Según un estudio de los psicólogos sociales Bibb Latané y John Darley, cuantas más personas presencian una urgencia menos probable es que intervengan, creyendo que ya lo harán los demás.



LA MUERTE EN DIRECTO
¿Hay más de un culpable?

El periódico The New York rimes, en su edición del 6 de mayo de 1964, recogía el caso de una secretaria de 18 años de edad que habia sido golpeada, casi estrangulada y violada en su oficina. Consiguió zafarse de su agresor y salir a la calle, desnuda y ensangrentada, pidiendo auxilio a gritos. De las cerca de 40 personas que la observaron atónitas, ninguna se enfrentó al violador, que la volvió a apresar para introducirla en la oficina, donde continuó abusando de ella hasta matarla. Este caso demostró, una vez más, que cuando realmente debemos actuar por aquello que creemos justo no solemos hacerlo por miedo, comodidad o porque pensamos que el asunto no es de nuestra incumbencia.

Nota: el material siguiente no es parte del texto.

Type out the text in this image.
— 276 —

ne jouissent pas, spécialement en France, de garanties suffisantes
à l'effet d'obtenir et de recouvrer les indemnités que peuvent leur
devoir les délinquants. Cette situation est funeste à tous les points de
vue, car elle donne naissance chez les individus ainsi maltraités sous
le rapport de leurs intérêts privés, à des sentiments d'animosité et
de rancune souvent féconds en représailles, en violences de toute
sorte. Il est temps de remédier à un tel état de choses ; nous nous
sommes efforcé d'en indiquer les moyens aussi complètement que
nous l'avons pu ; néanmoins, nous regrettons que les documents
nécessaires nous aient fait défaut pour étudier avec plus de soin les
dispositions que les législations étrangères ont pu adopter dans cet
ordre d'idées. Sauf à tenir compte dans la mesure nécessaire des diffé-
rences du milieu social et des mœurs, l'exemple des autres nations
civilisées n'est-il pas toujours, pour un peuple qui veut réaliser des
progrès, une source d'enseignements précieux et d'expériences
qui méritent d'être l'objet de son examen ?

El RIESGO DE CREERSE MEJOR QUE LOS DEMÁS
Después de leer estos ejemplos seguramente usted seguirá pensando que se encuentra por encima de la media en lo que a moral se refiere. Como se decía antes, es algo muy humano. Se trata de un prejuicio cognitivo enormemente válido para aumentar nuestra autoestima y protegernos contra los golpes de la vida. Así, también tendrá la sensación de que rinde en su trabajo por encima de la media de sus compañeros o de que lo haría mucho mejor que su jefe si ocupara ese puesto. El 86% de los australianos lo cree así, al igual que el 90% de los estadounidenses.


Pero ¡cuidado! Esos prejuicios también son negativos porque al colocarnos tan alto, tenderemos a pensar que aquellos que sucumben a la tentación del mal no son personas como nosotros, sino inferiores, las manzanas podridas de la humanidad. Quizá lo mismo que pensaron los cientos de miles de integrantes de las SS, los millones que apoyaron en silencio el Holocausto judío, los que continúan deseando la muerte de los bosnios, los que no intervinieron en una situación de auxilio... antes de actuar como lo hicieron.